Мы разговорились, я узнал, что парень рассчитывает уехать часа через два, поскольку Гелена хочет записанный материал обработать на месте, а быть может, наговорить еще и собственный комментарий, чтобы все целиком уже завтра пошло в эфир. Я спросил, как ему с Геленой работается. Он снова слегка покраснел и ответил, что Гелена толк в своем деле знает, но держит, правда, своих сотрудников в ежовых рукавицах: готова работать и днем и ночью, и ей плевать, что кто-то, к примеру, торопится домой. Я спросил его, торопится ли он тоже домой. Он сказал, что нет, что лично его это вполне устраивает. А потом, пользуясь тем, что я сам спросил его о Гелене, поинтересовался скромно и как бы невзначай: «А откуда вы, собственно, знакомы с Геленой?» Я сказал ему, а он продолжал допытываться: «Гелена клевая, правда?»
Когда речь шла о Гелене, он напускал на себя демонстративно спокойный вид, и это тоже я приписывал его желанию замаскироваться: о его безнадежном поклонении Гелене, видимо, все знали, и он всячески открещивался от венца незадачливого влюбленного, венца, как известно, весьма постыдного. Хоть я и не относился к самоуверенности парня слишком серьезно, тем не менее она несколько смягчала тяжесть письма, лежавшего передо мной на скатерти, и потому я взял его и открыл: «Мое тело и моя душа не знают теперь, зачем… жить… Прощаюсь…»
В другом конце сада я увидел официанта и закричал:
— Получите с меня!
Официант кивнул головой, но не соизволил сойти с орбиты своего действа и снова исчез в коридоре.

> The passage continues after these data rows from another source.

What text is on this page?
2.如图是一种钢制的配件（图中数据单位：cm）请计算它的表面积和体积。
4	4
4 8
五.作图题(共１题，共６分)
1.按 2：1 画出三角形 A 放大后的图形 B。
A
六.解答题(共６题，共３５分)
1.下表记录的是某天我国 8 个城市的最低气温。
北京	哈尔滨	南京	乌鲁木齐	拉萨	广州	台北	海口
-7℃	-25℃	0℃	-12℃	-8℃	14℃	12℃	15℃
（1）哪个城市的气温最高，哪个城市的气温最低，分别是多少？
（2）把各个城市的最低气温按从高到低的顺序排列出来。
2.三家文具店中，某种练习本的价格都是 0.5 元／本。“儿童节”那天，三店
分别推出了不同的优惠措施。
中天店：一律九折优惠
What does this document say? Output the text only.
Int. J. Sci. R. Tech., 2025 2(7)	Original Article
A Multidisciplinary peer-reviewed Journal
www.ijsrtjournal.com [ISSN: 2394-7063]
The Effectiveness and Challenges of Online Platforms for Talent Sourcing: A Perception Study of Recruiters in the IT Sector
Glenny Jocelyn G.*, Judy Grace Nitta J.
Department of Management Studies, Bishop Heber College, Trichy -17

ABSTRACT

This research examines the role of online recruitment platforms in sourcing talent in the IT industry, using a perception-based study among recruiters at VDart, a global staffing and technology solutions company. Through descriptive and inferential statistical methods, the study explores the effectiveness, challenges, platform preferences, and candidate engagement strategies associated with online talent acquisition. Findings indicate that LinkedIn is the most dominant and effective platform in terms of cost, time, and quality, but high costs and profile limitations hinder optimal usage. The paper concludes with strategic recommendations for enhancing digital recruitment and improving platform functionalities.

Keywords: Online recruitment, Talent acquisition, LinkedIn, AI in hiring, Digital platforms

— Идемте, у нас нет времени, — сказал я парню. Я встал и быстро пересек сад; парень поспешил за мной. Мы прошли по коридору к маленькому залу до самого выхода, так что официанту поневоле пришлось бежать за нами.
— Шницель, суп, две рюмки водки, — диктовал я ему.
— Что происходит? — спросил притихшим голосом парень.
Расплатившись с официантом, я велел парню как можно скорее проводить меня к Гелене. Мы двинулись быстрым шагом.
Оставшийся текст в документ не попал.